Here’s what Trump is doing.
The IRS is set to cut thousands of probationary workers in the middle of tax season, with layoffs potentially beginning next week, according to multiple sources familiar with the plans. This development comes as part of the Trump administration’s continued efforts to reduce the size of the federal workforce. Agencies have been instructed to eliminate probationary employees—those who have not yet earned civil service protection—as part of the push to streamline government operations.
While the precise number of IRS workers affected is still unclear, this move is likely to further complicate the tax season, which officially started on January 27, 2025. The agency is anticipating a surge in filings, with over 140 million tax returns expected by the April 15 deadline. The timing of these layoffs could put additional pressure on the IRS staff already dealing with the intense workload of tax season.
This workforce reduction is consistent with the Trump administration’s broader strategy to reduce federal spending, which includes a plan to offer buyouts to federal employees through a “deferred resignation program.” This program would allow employees to leave the government while still receiving their paycheck until September 30, provided they accept the offer by February 6. However, IRS workers involved in the 2025 tax season were instructed that they would not be eligible to accept buyouts until after the tax filing deadline, as the agency needs all hands on deck to manage the filing process.
Despite President Biden’s administration having invested heavily in the IRS with an $80 billion funding increase as part of the Democrats’ Inflation Reduction Act, Republicans have fought back against this expansion. They’ve successfully reduced the funds designated for the agency and have worked to curb the growth of government bureaucracy. Public figures like Elon Musk, alongside organizations calling for federal government restructuring, have pushed for the elimination of entire agencies to better control government spending.

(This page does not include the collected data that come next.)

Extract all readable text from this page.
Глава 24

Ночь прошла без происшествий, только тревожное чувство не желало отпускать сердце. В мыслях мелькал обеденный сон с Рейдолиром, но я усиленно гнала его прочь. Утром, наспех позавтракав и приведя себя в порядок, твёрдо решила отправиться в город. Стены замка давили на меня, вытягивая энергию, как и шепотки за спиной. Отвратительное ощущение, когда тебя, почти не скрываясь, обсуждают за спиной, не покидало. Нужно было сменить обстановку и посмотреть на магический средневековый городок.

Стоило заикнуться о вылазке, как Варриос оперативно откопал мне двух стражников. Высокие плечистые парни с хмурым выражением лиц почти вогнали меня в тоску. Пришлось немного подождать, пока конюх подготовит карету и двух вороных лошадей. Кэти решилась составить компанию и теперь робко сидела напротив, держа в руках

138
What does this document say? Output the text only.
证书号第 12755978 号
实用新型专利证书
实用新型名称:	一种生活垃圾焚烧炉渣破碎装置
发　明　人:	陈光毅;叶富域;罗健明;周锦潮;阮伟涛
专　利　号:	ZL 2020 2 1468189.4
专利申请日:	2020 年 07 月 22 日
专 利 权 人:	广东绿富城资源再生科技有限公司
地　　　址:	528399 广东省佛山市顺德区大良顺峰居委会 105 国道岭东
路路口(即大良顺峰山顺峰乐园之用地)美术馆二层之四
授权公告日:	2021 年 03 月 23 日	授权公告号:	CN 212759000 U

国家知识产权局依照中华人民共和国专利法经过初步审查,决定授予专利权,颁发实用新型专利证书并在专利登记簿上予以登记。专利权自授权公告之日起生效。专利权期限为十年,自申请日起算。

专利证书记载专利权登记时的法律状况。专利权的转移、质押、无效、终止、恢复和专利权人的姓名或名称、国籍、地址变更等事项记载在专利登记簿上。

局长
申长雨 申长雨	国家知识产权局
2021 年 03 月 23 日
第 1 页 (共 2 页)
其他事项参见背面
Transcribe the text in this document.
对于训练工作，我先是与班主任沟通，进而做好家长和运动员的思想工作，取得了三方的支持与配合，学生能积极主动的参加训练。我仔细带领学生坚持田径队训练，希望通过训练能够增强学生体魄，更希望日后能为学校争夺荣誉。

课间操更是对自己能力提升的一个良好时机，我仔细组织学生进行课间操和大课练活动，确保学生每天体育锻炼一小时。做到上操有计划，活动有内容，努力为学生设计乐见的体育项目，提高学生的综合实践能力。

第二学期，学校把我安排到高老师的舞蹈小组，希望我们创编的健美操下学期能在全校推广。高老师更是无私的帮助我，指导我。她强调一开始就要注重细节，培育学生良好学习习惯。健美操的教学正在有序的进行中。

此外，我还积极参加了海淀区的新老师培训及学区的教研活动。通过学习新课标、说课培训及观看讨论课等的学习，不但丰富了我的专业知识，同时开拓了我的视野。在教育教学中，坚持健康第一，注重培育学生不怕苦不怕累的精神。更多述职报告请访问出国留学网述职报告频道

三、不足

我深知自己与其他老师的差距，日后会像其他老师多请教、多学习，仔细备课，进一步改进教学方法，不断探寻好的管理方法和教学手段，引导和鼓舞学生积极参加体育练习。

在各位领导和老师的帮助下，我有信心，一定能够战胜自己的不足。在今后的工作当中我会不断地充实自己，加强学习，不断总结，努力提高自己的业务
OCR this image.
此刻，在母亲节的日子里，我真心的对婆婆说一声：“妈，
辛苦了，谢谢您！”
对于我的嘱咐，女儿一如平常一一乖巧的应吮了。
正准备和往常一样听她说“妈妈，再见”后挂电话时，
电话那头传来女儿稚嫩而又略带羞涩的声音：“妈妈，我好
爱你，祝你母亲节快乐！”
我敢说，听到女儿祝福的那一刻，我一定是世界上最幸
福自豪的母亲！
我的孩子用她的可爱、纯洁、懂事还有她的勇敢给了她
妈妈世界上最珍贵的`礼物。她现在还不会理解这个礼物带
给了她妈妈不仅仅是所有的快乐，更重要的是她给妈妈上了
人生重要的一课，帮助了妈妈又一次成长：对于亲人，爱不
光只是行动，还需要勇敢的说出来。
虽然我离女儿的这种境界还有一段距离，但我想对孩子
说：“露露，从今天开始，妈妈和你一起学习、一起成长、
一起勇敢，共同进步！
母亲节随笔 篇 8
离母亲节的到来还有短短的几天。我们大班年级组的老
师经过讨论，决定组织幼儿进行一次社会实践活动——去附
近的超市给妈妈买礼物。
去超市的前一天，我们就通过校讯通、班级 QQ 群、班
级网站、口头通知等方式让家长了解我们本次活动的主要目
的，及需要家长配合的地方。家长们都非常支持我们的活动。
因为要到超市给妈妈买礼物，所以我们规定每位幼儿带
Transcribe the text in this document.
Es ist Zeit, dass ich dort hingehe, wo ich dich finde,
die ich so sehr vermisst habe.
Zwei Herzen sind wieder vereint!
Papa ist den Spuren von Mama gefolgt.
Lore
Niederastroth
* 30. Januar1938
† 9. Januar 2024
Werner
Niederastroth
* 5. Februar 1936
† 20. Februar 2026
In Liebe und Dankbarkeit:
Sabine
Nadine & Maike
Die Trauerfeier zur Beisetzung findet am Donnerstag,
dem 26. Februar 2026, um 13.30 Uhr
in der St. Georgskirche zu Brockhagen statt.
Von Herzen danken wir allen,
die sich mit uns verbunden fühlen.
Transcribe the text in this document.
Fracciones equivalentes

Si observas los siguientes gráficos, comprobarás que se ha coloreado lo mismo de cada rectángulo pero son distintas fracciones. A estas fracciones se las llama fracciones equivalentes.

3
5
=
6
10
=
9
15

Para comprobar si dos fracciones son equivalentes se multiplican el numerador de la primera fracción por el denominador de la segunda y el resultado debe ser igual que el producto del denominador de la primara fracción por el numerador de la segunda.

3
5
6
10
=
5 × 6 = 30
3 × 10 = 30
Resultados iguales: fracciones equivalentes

As this debate continues, legal challenges are also emerging. Attorneys general from 14 states filed a lawsuit against the Department of Government Efficiency (DOGE), questioning its authority to wield unchecked power and access sensitive government data. The lawsuit argues that such powers should only be exercised by Senate-confirmed officials, as outlined in the Constitution. These legal battles reflect the growing tension between efforts to limit government control and the push for government reforms.